Guides and formulated aggression that direct the “warrior genes” in both a deviant mind and a radical are plentiful, as are ready-to-use explosives manuals that can show how a lethal weapon is assembled with relative ease. Triacetone Triperoxide, an explosive known as ‘Mother of Satan’, believed to have been first used in the November 13, 2015 Paris bombings and easily slipped into a jacket – reports suggest – seems to have emerged as the flavor of the times. Memories of Shakira, wife of Rashedur Rahman Sumon, a staunch pro-ISIS, Neo-JMB executive blowing herself up with her baby in her lap on December 26, 2016 should be proof enough of how a “monkey exercise” would be spawned by Indian counterparts in what the authors presage as the dawn of the “third wave” of radicalization.

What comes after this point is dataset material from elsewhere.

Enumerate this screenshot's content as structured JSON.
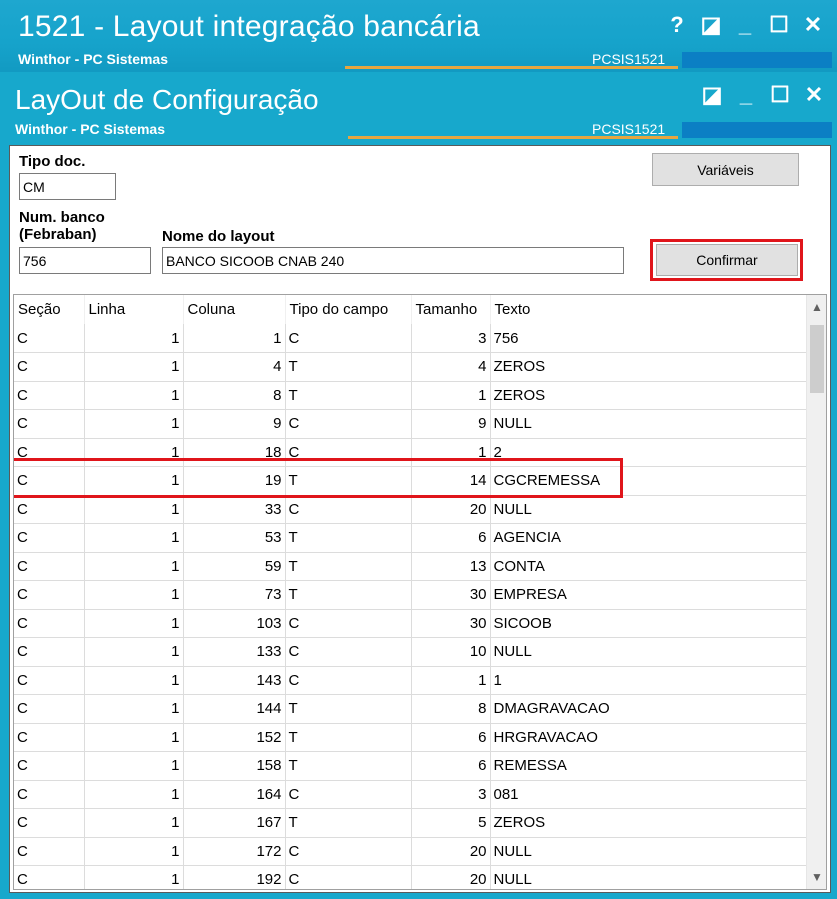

India can be sure of its own approach to the influx of radicalization from Bangladesh and its networks in India. Radicalization can never stop, it can only be suspended. And it is from this premise that Indian agencies must prepare for an inevitable onslaught. The only certainty that remains to be accepted is “where there is a “third wave”, there will be a “fourth”.
Rami N. Desai is a conflict analyst and anthropologist with over a decade of experience in the northeast region. Jaideep Saikia is also a conflict analyst and a famous author of over 14 books on security. The opinions expressed in this article are those of the authors and do not represent the position of this publication.